The Minneapolis / St. Paul region is loaded with creative talent. In fact, it's listed as the fifth most creatively vital cities in America. And earlier this year an article named this metropolitan area one of the hottest communities in the country for female creatives. Click here to read that story.

These talented copywriters, communicators, graphic designers and story tellers are using all the available channels to get the word out for their clients. But how frequently do copywriters in Minneapolis, for example, contemplate the pictures and imagery that catapults a great story to the next level. Likewise, do creative graphic designers incorporate the words that make their art and imagery more visually meaningful?

It's a trick -- no, a talent -- to be sure.
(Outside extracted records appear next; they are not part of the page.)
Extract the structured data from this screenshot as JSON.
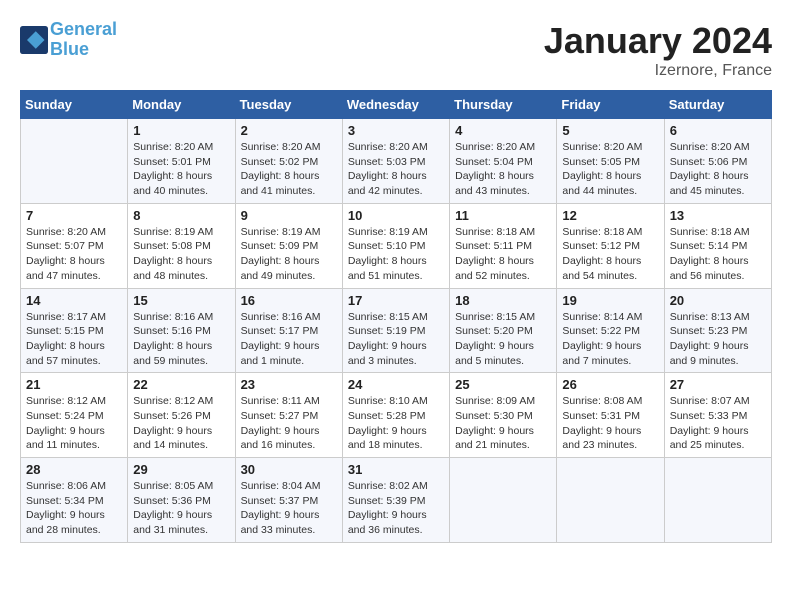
{
  "header": {
    "logo_line1": "General",
    "logo_line2": "Blue",
    "month": "January 2024",
    "location": "Izernore, France"
  },
  "columns": [
    "Sunday",
    "Monday",
    "Tuesday",
    "Wednesday",
    "Thursday",
    "Friday",
    "Saturday"
  ],
  "weeks": [
    [
      {
        "day": "",
        "sunrise": "",
        "sunset": "",
        "daylight": ""
      },
      {
        "day": "1",
        "sunrise": "Sunrise: 8:20 AM",
        "sunset": "Sunset: 5:01 PM",
        "daylight": "Daylight: 8 hours and 40 minutes."
      },
      {
        "day": "2",
        "sunrise": "Sunrise: 8:20 AM",
        "sunset": "Sunset: 5:02 PM",
        "daylight": "Daylight: 8 hours and 41 minutes."
      },
      {
        "day": "3",
        "sunrise": "Sunrise: 8:20 AM",
        "sunset": "Sunset: 5:03 PM",
        "daylight": "Daylight: 8 hours and 42 minutes."
      },
      {
        "day": "4",
        "sunrise": "Sunrise: 8:20 AM",
        "sunset": "Sunset: 5:04 PM",
        "daylight": "Daylight: 8 hours and 43 minutes."
      },
      {
        "day": "5",
        "sunrise": "Sunrise: 8:20 AM",
        "sunset": "Sunset: 5:05 PM",
        "daylight": "Daylight: 8 hours and 44 minutes."
      },
      {
        "day": "6",
        "sunrise": "Sunrise: 8:20 AM",
        "sunset": "Sunset: 5:06 PM",
        "daylight": "Daylight: 8 hours and 45 minutes."
      }
    ],
    [
      {
        "day": "7",
        "sunrise": "Sunrise: 8:20 AM",
        "sunset": "Sunset: 5:07 PM",
        "daylight": "Daylight: 8 hours and 47 minutes."
      },
      {
        "day": "8",
        "sunrise": "Sunrise: 8:19 AM",
        "sunset": "Sunset: 5:08 PM",
        "daylight": "Daylight: 8 hours and 48 minutes."
      },
      {
        "day": "9",
        "sunrise": "Sunrise: 8:19 AM",
        "sunset": "Sunset: 5:09 PM",
        "daylight": "Daylight: 8 hours and 49 minutes."
      },
      {
        "day": "10",
        "sunrise": "Sunrise: 8:19 AM",
        "sunset": "Sunset: 5:10 PM",
        "daylight": "Daylight: 8 hours and 51 minutes."
      },
      {
        "day": "11",
        "sunrise": "Sunrise: 8:18 AM",
        "sunset": "Sunset: 5:11 PM",
        "daylight": "Daylight: 8 hours and 52 minutes."
      },
      {
        "day": "12",
        "sunrise": "Sunrise: 8:18 AM",
        "sunset": "Sunset: 5:12 PM",
        "daylight": "Daylight: 8 hours and 54 minutes."
      },
      {
        "day": "13",
        "sunrise": "Sunrise: 8:18 AM",
        "sunset": "Sunset: 5:14 PM",
        "daylight": "Daylight: 8 hours and 56 minutes."
      }
    ],
    [
      {
        "day": "14",
        "sunrise": "Sunrise: 8:17 AM",
        "sunset": "Sunset: 5:15 PM",
        "daylight": "Daylight: 8 hours and 57 minutes."
      },
      {
        "day": "15",
        "sunrise": "Sunrise: 8:16 AM",
        "sunset": "Sunset: 5:16 PM",
        "daylight": "Daylight: 8 hours and 59 minutes."
      },
      {
        "day": "16",
        "sunrise": "Sunrise: 8:16 AM",
        "sunset": "Sunset: 5:17 PM",
        "daylight": "Daylight: 9 hours and 1 minute."
      },
      {
        "day": "17",
        "sunrise": "Sunrise: 8:15 AM",
        "sunset": "Sunset: 5:19 PM",
        "daylight": "Daylight: 9 hours and 3 minutes."
      },
      {
        "day": "18",
        "sunrise": "Sunrise: 8:15 AM",
        "sunset": "Sunset: 5:20 PM",
        "daylight": "Daylight: 9 hours and 5 minutes."
      },
      {
        "day": "19",
        "sunrise": "Sunrise: 8:14 AM",
        "sunset": "Sunset: 5:22 PM",
        "daylight": "Daylight: 9 hours and 7 minutes."
      },
      {
        "day": "20",
        "sunrise": "Sunrise: 8:13 AM",
        "sunset": "Sunset: 5:23 PM",
        "daylight": "Daylight: 9 hours and 9 minutes."
      }
    ],
    [
      {
        "day": "21",
        "sunrise": "Sunrise: 8:12 AM",
        "sunset": "Sunset: 5:24 PM",
        "daylight": "Daylight: 9 hours and 11 minutes."
      },
      {
        "day": "22",
        "sunrise": "Sunrise: 8:12 AM",
        "sunset": "Sunset: 5:26 PM",
        "daylight": "Daylight: 9 hours and 14 minutes."
      },
      {
        "day": "23",
        "sunrise": "Sunrise: 8:11 AM",
        "sunset": "Sunset: 5:27 PM",
        "daylight": "Daylight: 9 hours and 16 minutes."
      },
      {
        "day": "24",
        "sunrise": "Sunrise: 8:10 AM",
        "sunset": "Sunset: 5:28 PM",
        "daylight": "Daylight: 9 hours and 18 minutes."
      },
      {
        "day": "25",
        "sunrise": "Sunrise: 8:09 AM",
        "sunset": "Sunset: 5:30 PM",
        "daylight": "Daylight: 9 hours and 21 minutes."
      },
      {
        "day": "26",
        "sunrise": "Sunrise: 8:08 AM",
        "sunset": "Sunset: 5:31 PM",
        "daylight": "Daylight: 9 hours and 23 minutes."
      },
      {
        "day": "27",
        "sunrise": "Sunrise: 8:07 AM",
        "sunset": "Sunset: 5:33 PM",
        "daylight": "Daylight: 9 hours and 25 minutes."
      }
    ],
    [
      {
        "day": "28",
        "sunrise": "Sunrise: 8:06 AM",
        "sunset": "Sunset: 5:34 PM",
        "daylight": "Daylight: 9 hours and 28 minutes."
      },
      {
        "day": "29",
        "sunrise": "Sunrise: 8:05 AM",
        "sunset": "Sunset: 5:36 PM",
        "daylight": "Daylight: 9 hours and 31 minutes."
      },
      {
        "day": "30",
        "sunrise": "Sunrise: 8:04 AM",
        "sunset": "Sunset: 5:37 PM",
        "daylight": "Daylight: 9 hours and 33 minutes."
      },
      {
        "day": "31",
        "sunrise": "Sunrise: 8:02 AM",
        "sunset": "Sunset: 5:39 PM",
        "daylight": "Daylight: 9 hours and 36 minutes."
      },
      {
        "day": "",
        "sunrise": "",
        "sunset": "",
        "daylight": ""
      },
      {
        "day": "",
        "sunrise": "",
        "sunset": "",
        "daylight": ""
      },
      {
        "day": "",
        "sunrise": "",
        "sunset": "",
        "daylight": ""
      }
    ]
  ]
}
The perfect mix of words and imagery used to tell a story, about a business, an organization, the latest greatest widget or service offering, makes all the difference to the audience receiving that communication.

"Storytelling, in its most basic form, is a series of images that tell a story. If you think about it, we’ve been communicating and telling stories this way all the way back to cave drawings. And look at our world today—from IKEA assembly instructions to road signs and airplane safety pamphlets; we read pictures to understand information. We know that the smartest way to grasp an idea is to show it in an image or images." -Dianne Kredensor

Finding the right balance between words and images requires thoughtfulness and the ability to ask the right questions. Here are some tips to help create great results using the right words and pictures:

  • Ask yourself, "Why is this picture (or paragraph) important to my audience?"
  • Think through the concept and story line. Find the special interest, the main point that will resonate with the audience. Decide what part of the story needs images and which part needs words and explanation to support it.
  • Determine if an image you plan to use is part of the story or the whole story. 
  • Strive to make sure each word in a story leads to the next. Write in order to help move the reader through the words, sentences, and paragraphs to the end. Likewise, each photo or graphic image you use must lead the reader logically to the end of the story.

As storytellers, we must carefully choose our words with imagery and graphics in mind. We create or use images to help us write our message and work to find a natural blend of complimentary words and pictures. When we allow both images and words to work together, they share the spotlight and create a story worth telling.